Achieving the highest possible uptime with Exchange Server clustering is hard work. Installing a cluster isn't difficult. However, the hard work begins when you want to achieve a stable production environment that is properly configured, manageable, and ready for the worst situations.

Microsoft Cluster Server (MSCS), most of the hardware used for Windows NT clustering, and Exchange Server 5.5 are now mature products. Although in this article I can't provide all the steps for installing Exchange on an NT cluster, I give you guidelines, flag potential pitfalls, and suggest resources for good advice. If you follow these tips and do your homework, you'll improve the likelihood of a successful and highly available Exchange Server implementation.

The Evolution of NT Clustering
Since Microsoft officially released MSCS with NT Server, Enterprise Edition (NTS/E), the only updates for the product have been bug fixes and scalability improvements. In NT 4.0 Service Pack 4 (SP4) and SP5, Microsoft rewrote the fileshare resource DLL to handle automatic file sharing of directories under a root share.

In 1999, Microsoft launched its Exploring Windows Clustering Technologies Web site, which is a good starting point for NT clustering information. The sidebar "For More Clustering Information," page 10, includes the URL for this Web site and other sources of information about NT clustering. The Web-exclusive sidebar "Cluster Basics" gives an overview of NT clustering. (To access this sidebar, go to http://www.exchangeadmin.com, select the April 2000 issue, and then select this article.)

Planning and Testing
Clustering can significantly minimize the effects of hardware failures. However, to benefit from clustering's improvements, you must plan and test your solution carefully. When you're dealing with Exchange clusters, you must master five sets of technologies: NT Server, MSCS, server hardware, Exchange Server, and SCSI-based storage subsystems. If you're uncomfortable with hardware and storage systems, consider hiring an experienced technician for that part of the configuration. If you miss one point in any of these areas, you're heading for trouble. A good project plan must include at least the following steps:

  • Setting up the cluster and documenting the process (e.g., hardware; planning the sequence of events; organizing drivers, installation checklists, and service packs)
  • Testing cluster functions and documenting troubleshooting procedures (e.g., disk, cabling, private network, public network, switches)
  • Documenting installation of Exchange Server in a cluster
  • Testing and documenting manual failover
  • Testing and documenting failover (including client behavior) when using the Microsoft Windows NT 4.0 Resource Kit kill.exe utility to stop Exchange services
  • Testing and documenting procedures in the case of database corruption
  • Testing and documenting procedures with database restoration of the Information Store (IS) and especially the Directory Store
  • Operating procedures

Exchange Server 5.5 Clustering
Exchange Server uses an active/passive clustering model; that is, Exchange is active on only one node in a cluster at a time. (Exchange 2000 Server will support a four-node active/active configuration but not data sharing.) If you want to maximize your investment in hardware, you can use the passive node for other purposes (e.g. file sharing); however, in case of failover, each node must be able to handle the load from both file-sharing and Exchange services.
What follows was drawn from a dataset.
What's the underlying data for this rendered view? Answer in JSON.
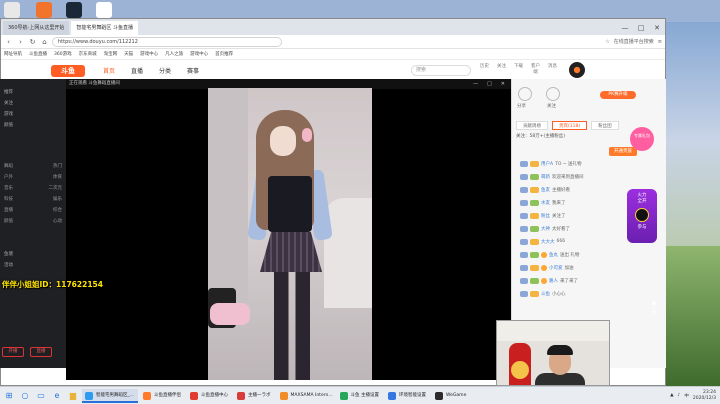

Exchange Server is cluster-aware primarily during the setup process. No custom resource DLL handles Exchange during operations; the generic service DLL that ships with MSCS handles all services. Furthermore, when Exchange initiates outbound connections, it uses the IP address of the physical node, not the IP address related to the Exchange alias (e.g., if the Internet Mail Service—IMS—is delivering email through a firewall, you must configure the IP addresses from both physical nodes for outbound connections through the firewall).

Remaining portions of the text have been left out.